Litchfield, who discovered similar bugs in PayPal’s Manager infrastructure that could have led to account takeover last year, found the Yahoo bugs as he was working his way through the company’s applications.
“Given the size of Yahoo, its age online and constant acquisitions it certainly presents a very large attack surface area,” Litchfield said, adding that in his experience the company has been remarkably speedy at addressing the vulnerabilities, especially those that are critical.
Chris Rohlf, the head of Yahoo’s pentesting team, announced late last year that similar to Google’s Project Zero, the company would disclose any vulnerabilities that its team digs up within 90 days of discovery.
Since switching to HackerOne at the beginning of 2014, the company has addressed nearly 2,000 externally reported bugs and Litchfield, who was awarded $24,000 for the aforementioned Small Business issues, is one of its more prolific bug reporters. Citing a speech given by Yahoo’s CISO Alex Stamos a few months ago that claimed the company had paid out $700K in bounties, Litchfield believes that it now must be closing in on $1 million in paid bounties.
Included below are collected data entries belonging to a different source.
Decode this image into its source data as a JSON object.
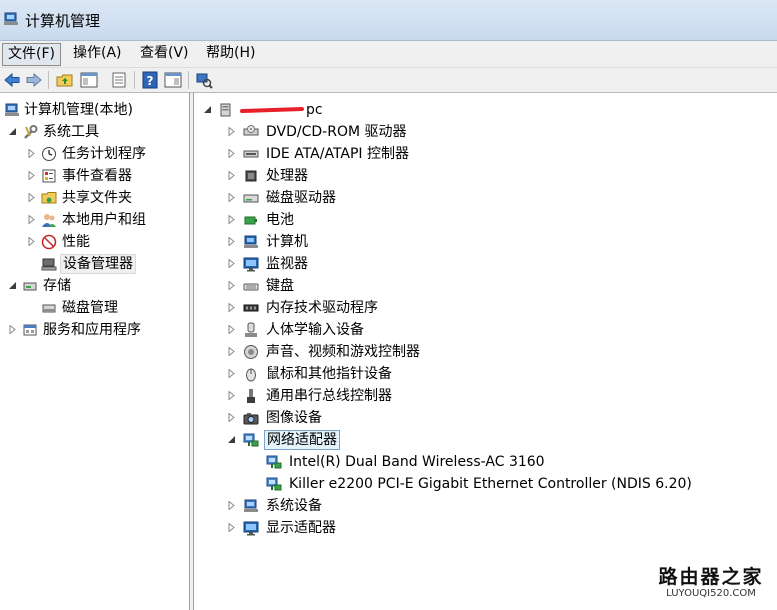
{
  "window": {
    "title": "计算机管理"
  },
  "menu": [
    {
      "label": "文件(F)"
    },
    {
      "label": "操作(A)"
    },
    {
      "label": "查看(V)"
    },
    {
      "label": "帮助(H)"
    }
  ],
  "left_tree": {
    "root": "计算机管理(本地)",
    "system_tools": "系统工具",
    "task_scheduler": "任务计划程序",
    "event_viewer": "事件查看器",
    "shared_folders": "共享文件夹",
    "local_users": "本地用户和组",
    "performance": "性能",
    "device_manager": "设备管理器",
    "storage": "存储",
    "disk_management": "磁盘管理",
    "services_apps": "服务和应用程序"
  },
  "device_tree": {
    "computer_name": "pc",
    "categories": [
      "DVD/CD-ROM 驱动器",
      "IDE ATA/ATAPI 控制器",
      "处理器",
      "磁盘驱动器",
      "电池",
      "计算机",
      "监视器",
      "键盘",
      "内存技术驱动程序",
      "人体学输入设备",
      "声音、视频和游戏控制器",
      "鼠标和其他指针设备",
      "通用串行总线控制器",
      "图像设备",
      "网络适配器"
    ],
    "network_adapters": [
      "Intel(R) Dual Band Wireless-AC 3160",
      "Killer e2200 PCI-E Gigabit Ethernet Controller (NDIS 6.20)"
    ],
    "after": [
      "系统设备",
      "显示适配器"
    ]
  },
  "watermark": {
    "title": "路由器之家",
    "url": "LUYOUQI520.COM"
  }
}
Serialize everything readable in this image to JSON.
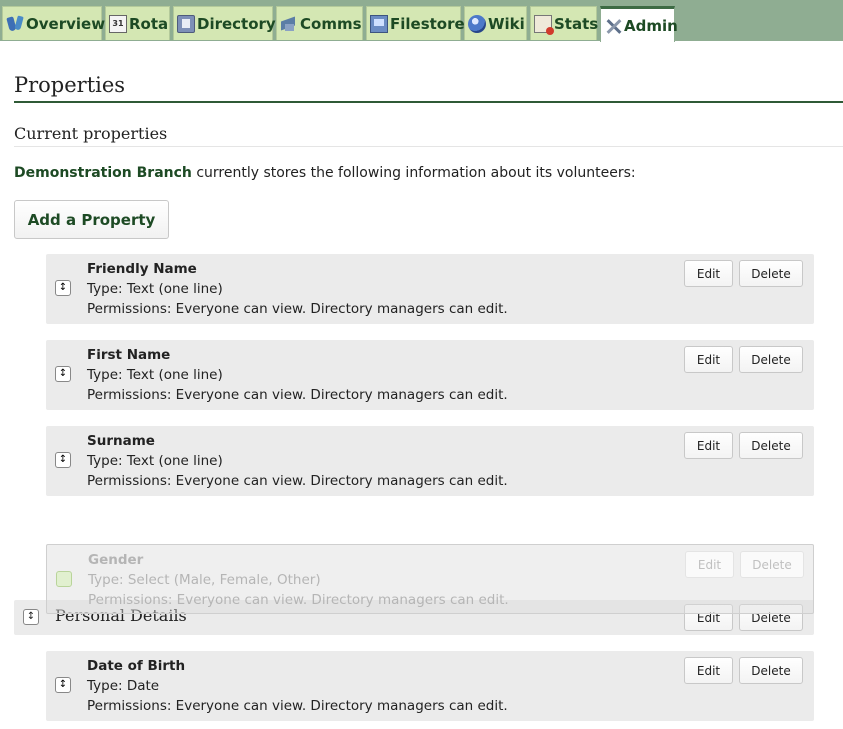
{
  "nav": {
    "tabs": [
      {
        "label": "Overview",
        "icon": "overview-icon"
      },
      {
        "label": "Rota",
        "icon": "calendar-icon",
        "icon_text": "31"
      },
      {
        "label": "Directory",
        "icon": "directory-icon"
      },
      {
        "label": "Comms",
        "icon": "comms-icon"
      },
      {
        "label": "Filestore",
        "icon": "filestore-icon"
      },
      {
        "label": "Wiki",
        "icon": "wiki-icon"
      },
      {
        "label": "Stats",
        "icon": "stats-icon"
      },
      {
        "label": "Admin",
        "icon": "admin-tools-icon",
        "active": true
      }
    ]
  },
  "page": {
    "title": "Properties",
    "section_title": "Current properties",
    "intro_org": "Demonstration Branch",
    "intro_text": " currently stores the following information about its volunteers:",
    "add_button": "Add a Property",
    "handle_glyph": "↕"
  },
  "buttons": {
    "edit": "Edit",
    "delete": "Delete"
  },
  "properties": [
    {
      "name": "Friendly Name",
      "type": "Type: Text (one line)",
      "permissions": "Permissions: Everyone can view. Directory managers can edit."
    },
    {
      "name": "First Name",
      "type": "Type: Text (one line)",
      "permissions": "Permissions: Everyone can view. Directory managers can edit."
    },
    {
      "name": "Surname",
      "type": "Type: Text (one line)",
      "permissions": "Permissions: Everyone can view. Directory managers can edit."
    },
    {
      "name": "Gender",
      "type": "Type: Select (Male, Female, Other)",
      "permissions": "Permissions: Everyone can view. Directory managers can edit.",
      "dragging": true
    },
    {
      "name": "Date of Birth",
      "type": "Type: Date",
      "permissions": "Permissions: Everyone can view. Directory managers can edit."
    }
  ],
  "group": {
    "name": "Personal Details"
  },
  "colors": {
    "nav_bg": "#8fad92",
    "tab_bg": "#d4e7b3",
    "accent": "#1d4a24",
    "row_bg": "#ebebeb"
  }
}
“In time, I think bug bounties will become the norm for companies,” Litchfield speculated, “The ROI is 100%.”
Litchfield, who set up Bug Bounty HQ last month as a neutral, central repository for researchers to post public vulnerabilities, insists the site is still young but claims he’s seen posts on the site steadily increase daily.
“BBHQ is a community for bounty hunters to talk with each other and hopefully learn new skills from other members,” Litchfield said via email Monday, “I find reading other peoples’ vulnerabilities very interesting as they are real ‘business’ issues and a lot can be learned from them.